As long as we confine ourselves to basic dungeon delve adventures where we go through ruins and Team Skull bases to fight monsters and rival Pokémasters, then making various Elothar classes is just a math problem. Some classes can be more or less competent as a
character and compensate by having a less or more competent Pokémon squad. Once we get out of that comfort zone, we get scenarios where the required ability sets are more specific and characters won't necessarily be balanceable by getting a bigger attack or having a better Pokémon.
And that doesn't just have to be Deoxys style universe shifting or Celebi style time travel. It could also just be social adventures. If you need to do ballroom dancing or some fucking thing, it's not going to matter whether you have Wailord or whatever, you need to be able to wear a sequined dress and fucking
dance. The fact that a lot of the character concepts are like fourteen years old means that they simply aren't allowed into some adventuring locations whether they can create Hyperbeams or not.
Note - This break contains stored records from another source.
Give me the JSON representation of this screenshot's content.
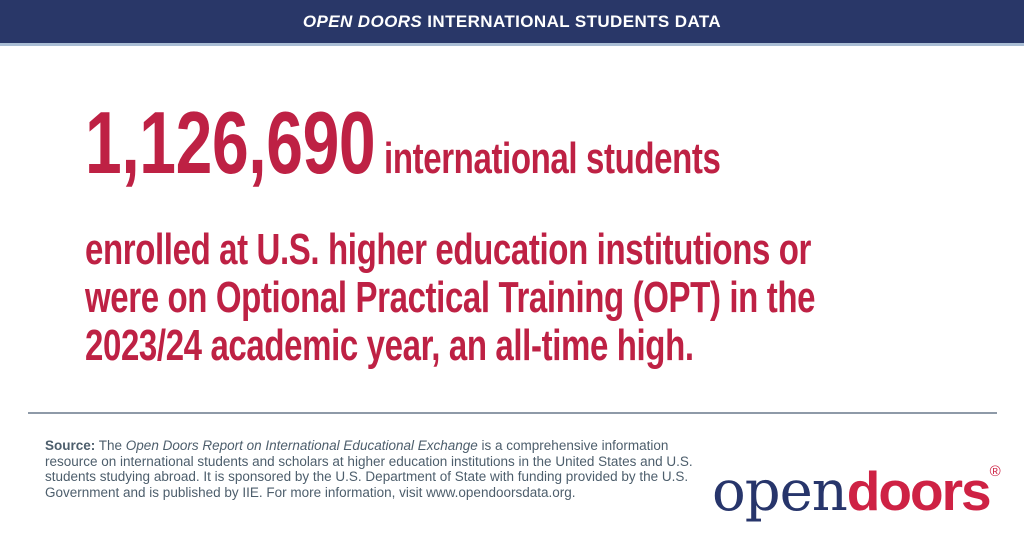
{
  "header": {
    "title_italic": "OPEN DOORS",
    "title_rest": " INTERNATIONAL STUDENTS DATA",
    "bar_color": "#293768",
    "underline_color": "#a9bdd4",
    "text_color": "#ffffff"
  },
  "headline": {
    "number": "1,126,690",
    "line1_rest": " international students",
    "line2": "enrolled at U.S. higher education institutions or",
    "line3": "were on Optional Practical Training (OPT) in the",
    "line4": "2023/24 academic year, an all-time high.",
    "color": "#be2144"
  },
  "footer": {
    "source_label": "Source:",
    "before_italic": " The ",
    "italic_title": "Open Doors Report on International Educational Exchange",
    "after_italic": " is a comprehensive information resource on international students and scholars at higher education institutions in the United States and U.S. students studying abroad. It is sponsored by the U.S. Department of State with funding provided by the U.S. Government and is published by IIE. For more information, visit www.opendoorsdata.org.",
    "text_color": "#4d5e6c",
    "divider_color": "#8e9aa8"
  },
  "logo": {
    "part_open": "open",
    "part_doors": "doors",
    "registered_mark": "®",
    "navy_color": "#27356b",
    "red_color": "#ce2244"
  }
}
I'm honestly starting to think that nearly every class should make you start off with a Pokemon that's appropriate for the class. Maybe you pick from a list, or there are some guidelines you follow, but that seems like an obvious solution.
Well yes. If you're a Bird Keeper, you have Flying Pokémon. You have to or it's a violation of your character concept. If someone asks to play a Bird Keeper they not only need to have a starting Pidgey, but you also enter a social contract that they
will have a Mandibuzz or Braviary at some time in the future. Because if they were to end up with a Croconaw or something instead
they wouldn't be a Bird Keeper anymore.
I'm curious, though: Do you think Detective and Cop should be different classes?
That's a complex question, and the answer depends on how many classes you end up with. The fact that Detective Tim and Officer Jenny are major characters from major properties seen by millions of people means that you're going to want to support both characters. You
could make a single class that does both things.
Personally, I'd probably do them as separate characters, because that gives you a place to rant about the Detective games and movie separately from the Officer Jenny rant. And some of the Officer Jenny stuff is remarkably specific and weird. Did you know that one of the available advancement options is "Penal Legion Fire Captain?" That's when an Officer Jenny gets the services of a small army of ex-con Water Type Pokémon who form a paramilitary unit that fights fires. That has happened at least three times for different Officer Jennies, so it's not a weird one-off, it's a normal Officer Jenny advancement option.